In most other creatures, such kaleidoscopic coloring can’t help but catch the eye, allowing animals to woo their mates or advertise their toxic taste. But according to a study published last week in Current Biology, jewel beetles might just turn this trope on its head, deploying their beguiling gleam for camouflage instead.
As Rodrigo Pérez Ortega reports for Science magazine, this counterintuitive theory was first proposed a century ago, but only recently tested in the wild. To see if the glitz and glam of jewel beetles might help them blend in against a forested backdrop, a team of researchers led by Karin Kjernsmo, an evolutionary and behavioral ecologist at the University of Bristol, placed 886 jewel beetle wing cases, each filled with larvae, atop leaves in a local nature reserve. Some wing cases were painted over with different colors of nail polish, stripping them of their sheen, while the rest were allowed to let their true colors shine. The team then tabulated which of the cases were most obvious to hungry birds, the beetles’ primary predator.

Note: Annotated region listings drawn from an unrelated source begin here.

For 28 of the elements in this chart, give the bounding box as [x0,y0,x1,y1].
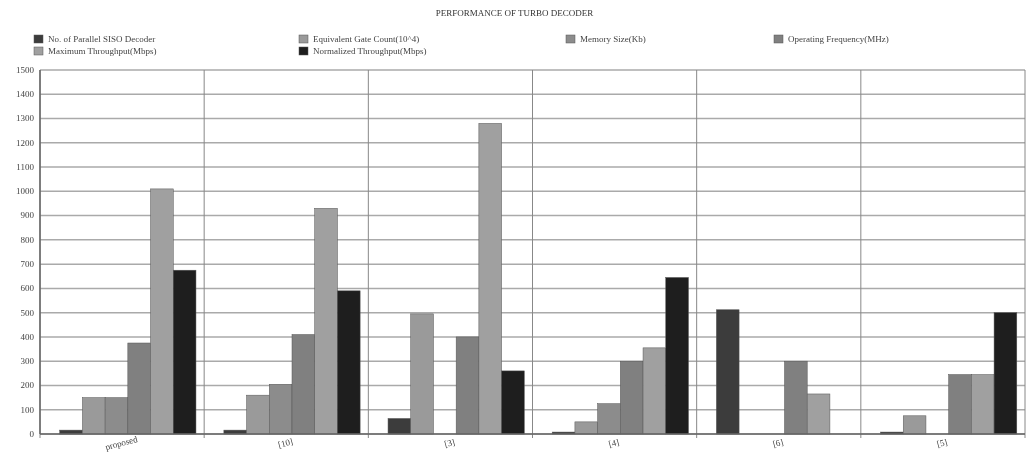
y-tick-label: 200 [20,380,35,391]
chart-title: PERFORMANCE OF TURBO DECODER [435,8,594,18]
y-tick-label: 1100 [16,161,35,172]
legend-label: No. of Parallel SISO Decoder [48,34,156,44]
y-tick-label: 800 [20,234,35,245]
legend-label: Memory Size(Kb) [580,34,646,44]
y-tick-label: 1500 [16,64,35,75]
legend-label: Maximum Throughput(Mbps) [48,46,157,56]
legend-label: Equivalent Gate Count(10^4) [313,34,420,44]
y-tick-label: 400 [20,331,35,342]
x-tick-label: [10] [276,436,295,450]
y-tick-label: 1300 [16,113,35,124]
x-tick-label: [5] [935,436,949,450]
legend-label: Normalized Throughput(Mbps) [313,46,427,56]
y-tick-label: 0 [29,428,35,439]
y-tick-label: 500 [20,307,35,318]
y-tick-label: 700 [20,259,35,270]
legend-label: Operating Frequency(MHz) [788,34,889,44]
y-tick-label: 1000 [16,186,35,197]
y-tick-label: 300 [20,356,35,367]
y-tick-label: 1400 [16,89,35,100]
x-tick-label: [6] [771,436,785,450]
x-tick-label: [4] [607,436,621,450]
y-tick-label: 1200 [16,137,35,148]
y-tick-label: 600 [20,283,35,294]
x-tick-label: [3] [443,436,457,450]
y-tick-label: 100 [20,404,35,415]
y-tick-label: 900 [20,210,35,221]
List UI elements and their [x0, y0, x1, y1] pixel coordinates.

Over the course of two days, birds ended up attacking the iridescent decoys less than their painted counterparts, suggesting the more drab wing cases were actually worse at staying hidden. While the birds were able to nab 85 percent of the targets that had been painted purple or blue, they picked out less than 60 percent of the ones left au naturel. “It may not sound like much,” Kjernsmo tells Jonathan Lambert at Science News, “but just imagine what a difference this would make over evolutionary time.”
To rule out the possibility that the birds were simply shirking the shimmering beetles, perhaps as a way to avoid an unsavory or poisonous meal, the team repeated their experiment with a group of humans. People had an even tougher time homing in on the glittery bug parts, spotting less than a fifth of the iridescent wing cases they passed—less than a quarter of the proportion of the faux bugs painted purple or blue. Glossier leaves made the shiny wing cases blend in more easily.
Beetle expert Ainsley Seago, who manages insect collections for New South Wales Department of Primary Industries, praised the study in an interview with Mongabay’s Malavika Vyawahare. Seago, who was not involved in the research, says the findings are “a very useful and important step forward in determining the evolutionary origins of these ‘living jewels.’”
As Kjernsmo explains in a statement, the trick to the beetles’ disappearing act might involve dazzling their predators to an extreme. Their wing cases are so striking that they end up befuddling birds, who can’t pick out their prey from the rich background of a heavily textured forest.
Confirming that theory will take more research, and probably some creative thinking. As Seago points out, birds’ color vision differs from ours. But luckily, the researchers will likely have plenty of other animals to test their hypothesis on. From the flashiness of fish scales to the luster of butterfly wings, iridescence is everywhere. “We don’t for a minute imagine that the effect is something unique to jewel beetles,” Kjernsmo says in the statement. “Indeed, we'd be disappointed if it was.”